Anyone that follows my reviews knows that I can get very wordy with my content. Sometimes, I just have a lot to say. And when 10tons, the creators of Sparkle Unleashed and Crimsonland, released their third game this year, Baseball Riot, you’d think should be a lot to say, right? Many people would say this looks like an Angry Birds game with a baseball theme. I won’t deny that claim, and I also have nothing else to contribute to the discussion. It’s functional and it has its enjoyable moments, especially after clearing a level or a succeeding on a tough shot, but overall its features are very ho-hum; what you see is what you get. Believe me when I say that I tried looking for positive or negative features — there just weren’t many.

Baseball Riot Screenshot 1

Here’s what I liked:

Aiming — Thankfully, Baseball Riot uses a free-aim shot system that shows a projected line. Some games only use a bulls-eye at a designated point, which makes it frustrating for precision. There’s not much more I can say other than thank you for not limiting the aiming.
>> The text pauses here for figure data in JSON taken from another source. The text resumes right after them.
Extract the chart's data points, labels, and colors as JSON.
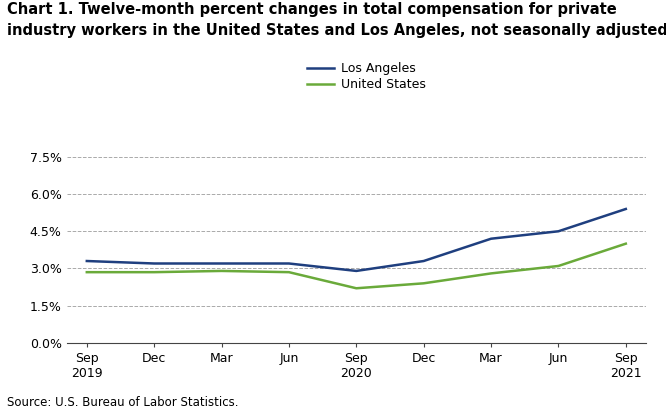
{
  "title_line1": "Chart 1. Twelve-month percent changes in total compensation for private",
  "title_line2": "industry workers in the United States and Los Angeles, not seasonally adjusted",
  "source": "Source: U.S. Bureau of Labor Statistics.",
  "x_labels": [
    "Sep\n2019",
    "Dec",
    "Mar",
    "Jun",
    "Sep\n2020",
    "Dec",
    "Mar",
    "Jun",
    "Sep\n2021"
  ],
  "x_positions": [
    0,
    1,
    2,
    3,
    4,
    5,
    6,
    7,
    8
  ],
  "los_angeles": [
    3.3,
    3.2,
    3.2,
    3.2,
    2.9,
    3.3,
    4.2,
    4.5,
    5.4
  ],
  "united_states": [
    2.85,
    2.85,
    2.9,
    2.85,
    2.2,
    2.4,
    2.8,
    3.1,
    4.0
  ],
  "la_color": "#1f3f7f",
  "us_color": "#6aaa3a",
  "yticks": [
    0.0,
    1.5,
    3.0,
    4.5,
    6.0,
    7.5
  ],
  "ytick_labels": [
    "0.0%",
    "1.5%",
    "3.0%",
    "4.5%",
    "6.0%",
    "7.5%"
  ],
  "grid_color": "#aaaaaa",
  "background_color": "#ffffff",
  "legend_la": "Los Angeles",
  "legend_us": "United States",
  "line_width": 1.8
}
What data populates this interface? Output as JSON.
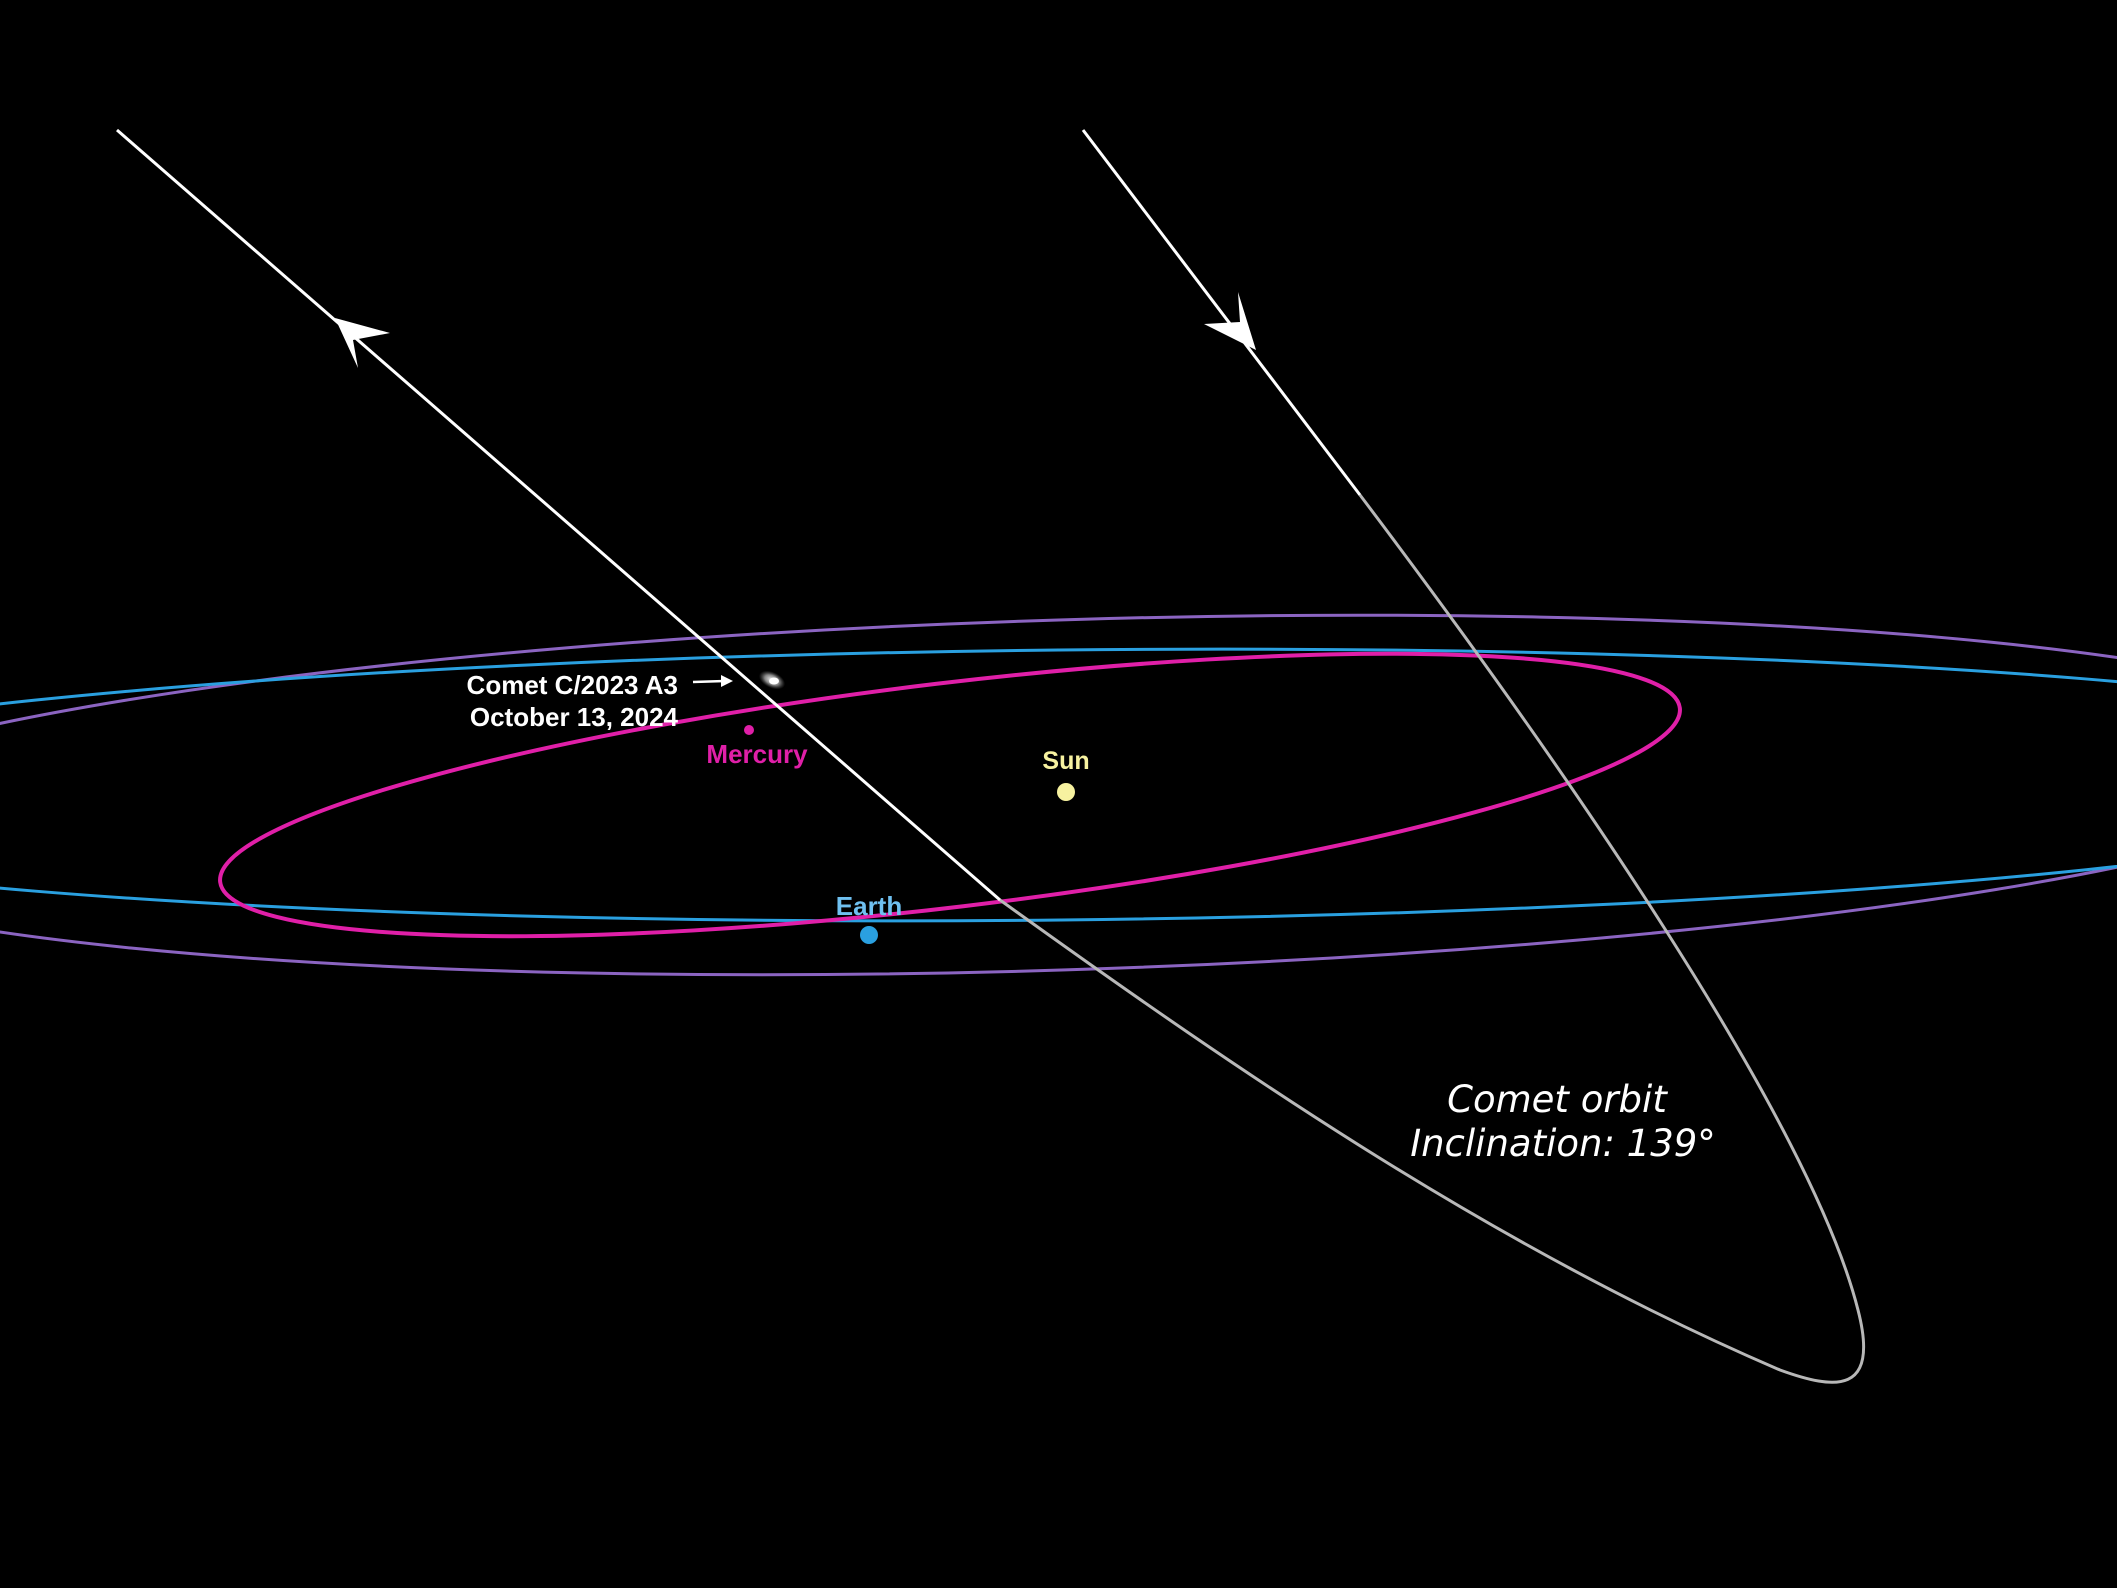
{
  "labels": {
    "comet_name": "Comet C/2023 A3",
    "comet_date": "October 13, 2024",
    "mercury": "Mercury",
    "sun": "Sun",
    "earth": "Earth",
    "orbit_title": "Comet orbit",
    "orbit_inclination": "Inclination: 139°"
  },
  "colors": {
    "background": "#000000",
    "comet_orbit": "#ffffff",
    "comet_orbit_far": "#b8b8b8",
    "mercury": "#e01fa8",
    "earth": "#2aa0e0",
    "earth_label": "#6fc0f0",
    "outer_orbit": "#9a6fd6",
    "sun": "#f7f2a0"
  },
  "icons": {
    "direction_arrows": "arrowhead-icon",
    "pointer": "right-arrow-icon"
  }
}
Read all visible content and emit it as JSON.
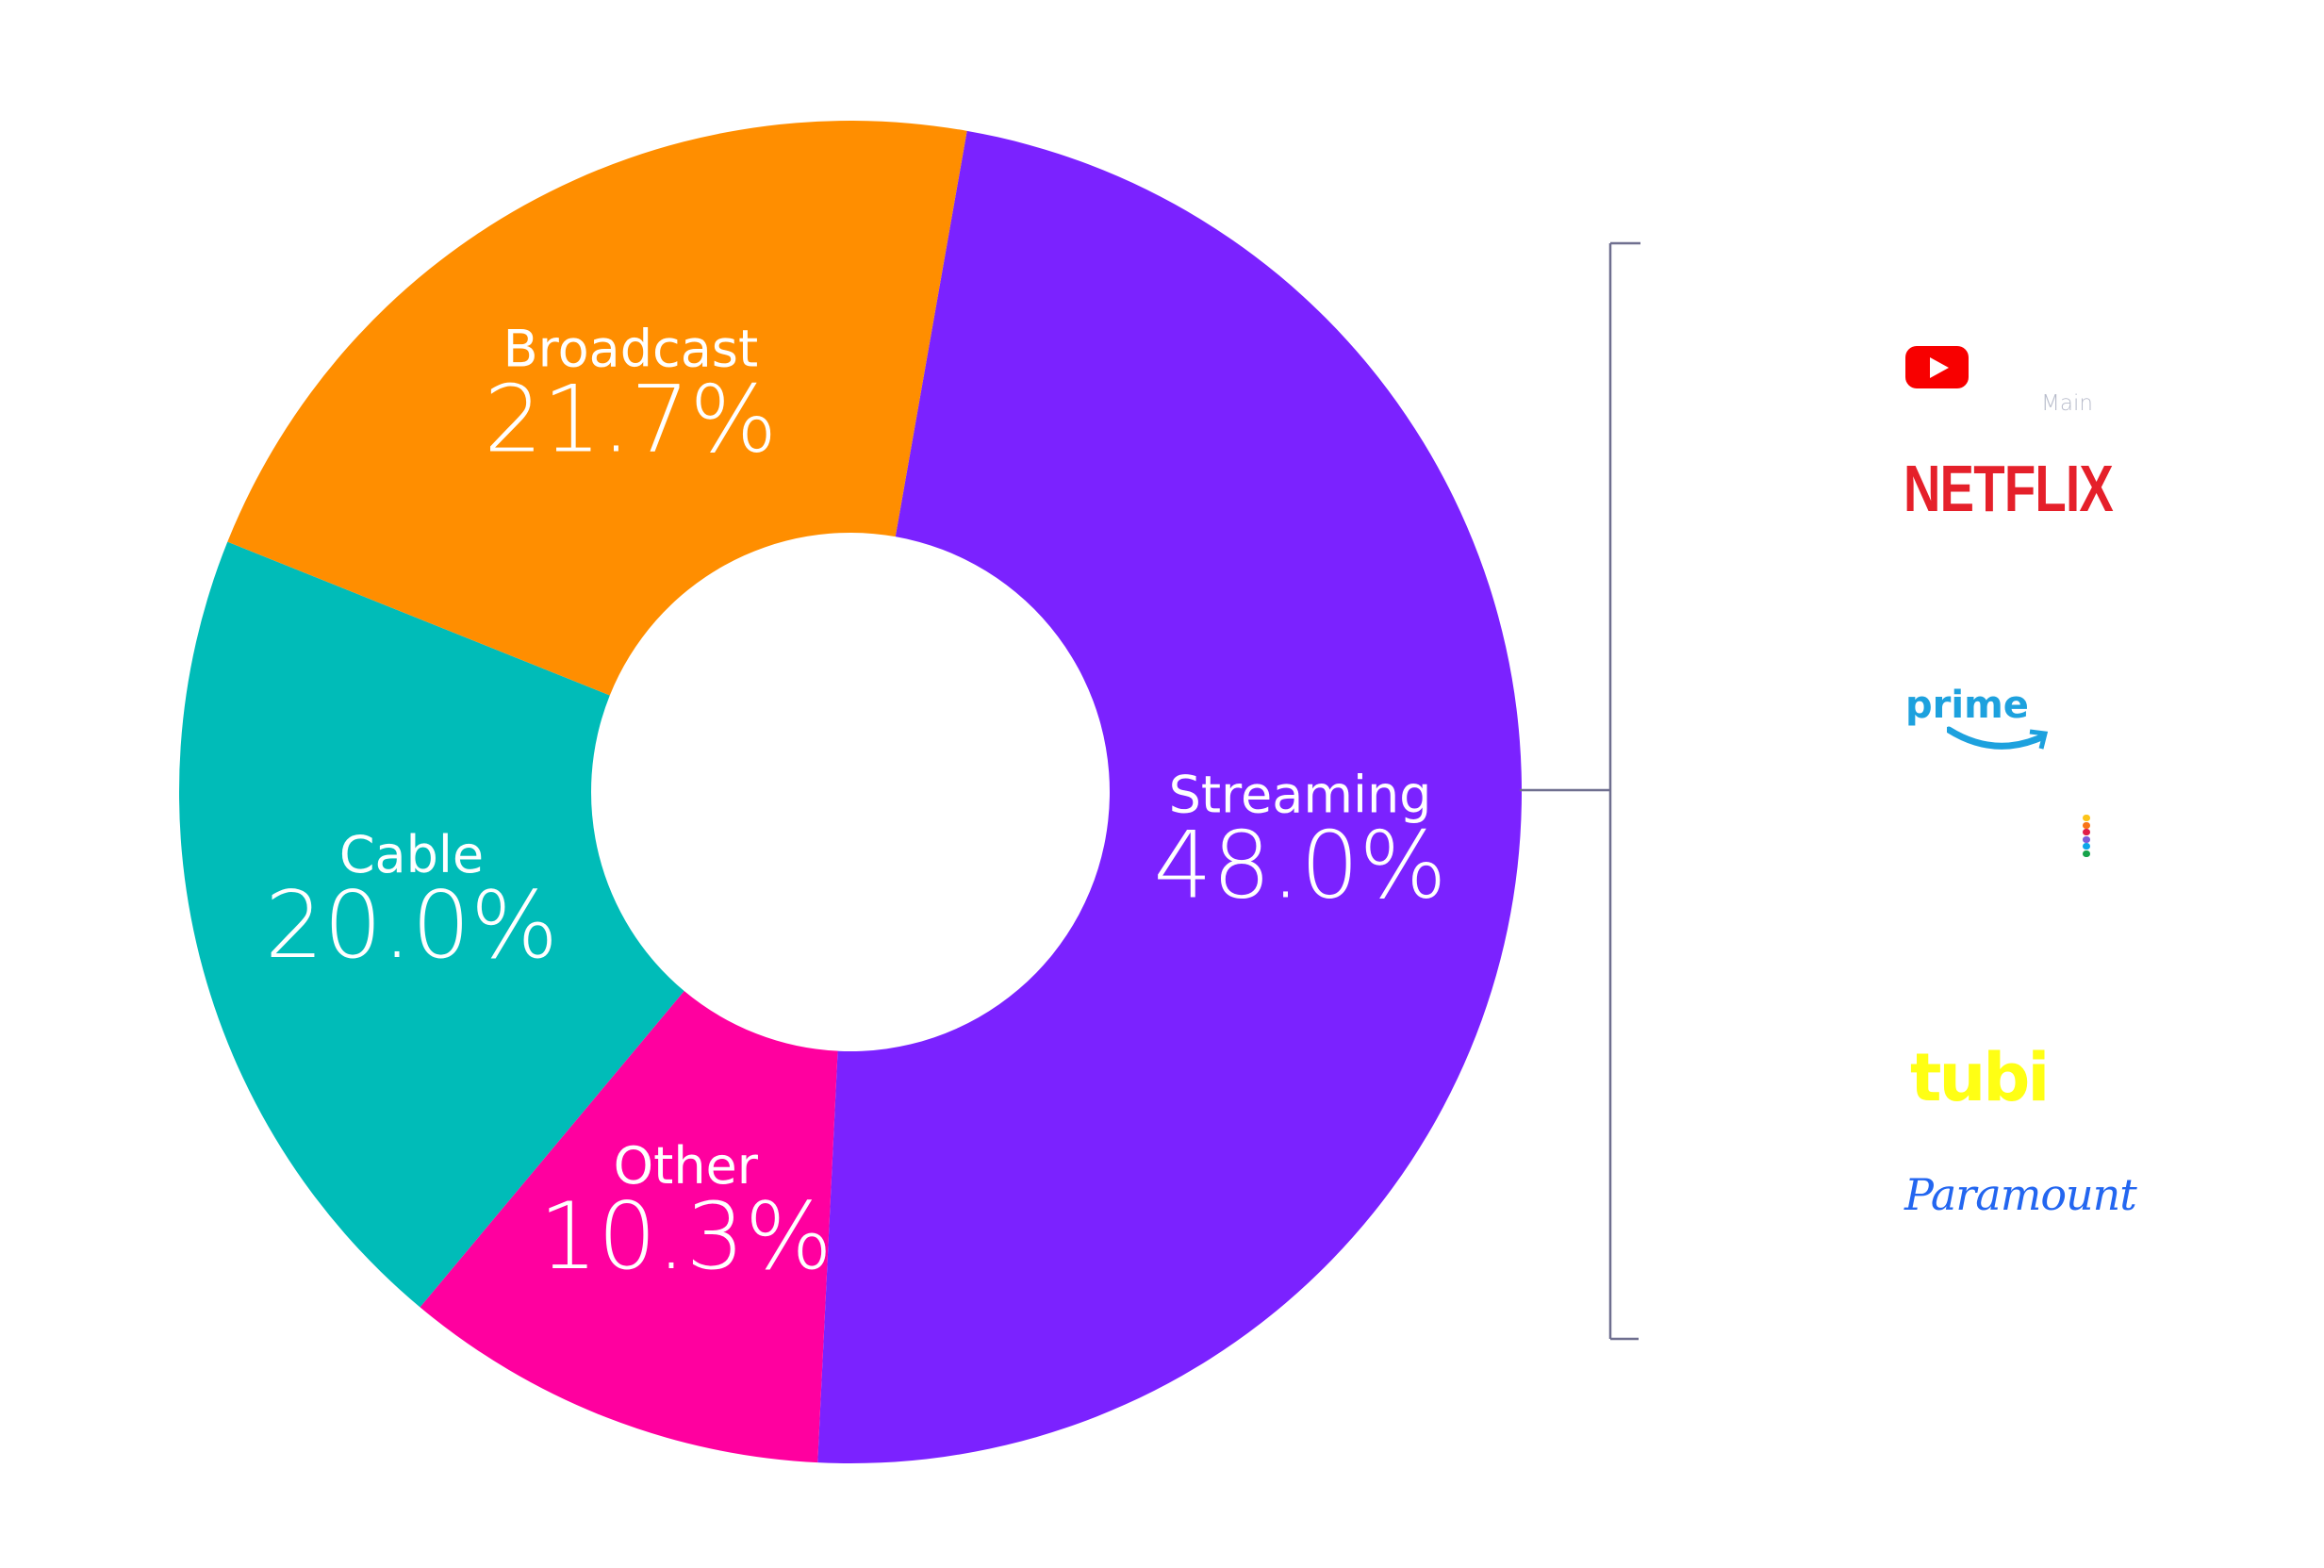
{
  "chart_data": {
    "type": "pie",
    "subtype": "donut",
    "start_angle_deg": 10,
    "slices": [
      {
        "name": "Streaming",
        "value": 48.0,
        "label": "48.0%",
        "color": "#7b22ff"
      },
      {
        "name": "Other",
        "value": 10.3,
        "label": "10.3%",
        "color": "#ff009f"
      },
      {
        "name": "Cable",
        "value": 20.0,
        "label": "20.0%",
        "color": "#00bcb8"
      },
      {
        "name": "Broadcast",
        "value": 21.7,
        "label": "21.7%",
        "color": "#ff8e00"
      }
    ],
    "bracket_color": "#6f6f8f",
    "streaming_breakdown": {
      "caption": "Main",
      "logos": [
        {
          "name": "YouTube",
          "icon": "youtube-icon"
        },
        {
          "name": "NETFLIX"
        },
        {
          "name": "prime"
        },
        {
          "name": "Peacock",
          "icon": "peacock-dots-icon"
        },
        {
          "name": "tubi"
        },
        {
          "name": "Paramount"
        }
      ]
    }
  }
}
Ragdoll physics — Watching the ball fly into an enemy is pretty satisfying. The enemy groans and falls over in an unnaturally limp manner. As an added bonus, the defeated enemy can collide into another enemy, defeating the secondary enemy in a domino-like fashion. This is a pretty good way to keep a player amused.

Baseball Riot Screenshot 2

Here’s what I didn’t like:

Well… — No major problems can be found from playing Baseball Riot. The ball physics are spot-on, although I do get disappointed when I miss a good shot. Everything works cleanly and as intended. The issue is that Baseball Riot plays it too safe, with very little in the way of features to convince players that they’re playing a brand new game. After playing a dozen levels, monotony kicks in fairly quickly since everything feels way too familiar. Nothing prevents the player from having a good time, but neither will they find it necessary to own this game.

Baseball Riot Screenshot 4


To the credit of Baseball Riot, its launch price is very enticing. It’s a good thing too, as my opinions of the game are very minimal despite my best efforts to find anything noteworthy. I will acknowledge that some fun can be had for a short time. If you’re looking for a game to spend a few days on, this can be satisfactory. Otherwise, it is a rather run-of-the-mill title.

Score: Try It

Achievement Notes: The Achievements are fairly straightforward, with two Achievements available in each of the games’ eight regions. Some Achievements will take a lot of trial and error, but getting them isn’t difficult overall.

Baseball Riot was developed and published by 10tons. It was released on December 8, 2015 for $4.99. A copy was provided by 10tons for review purposes.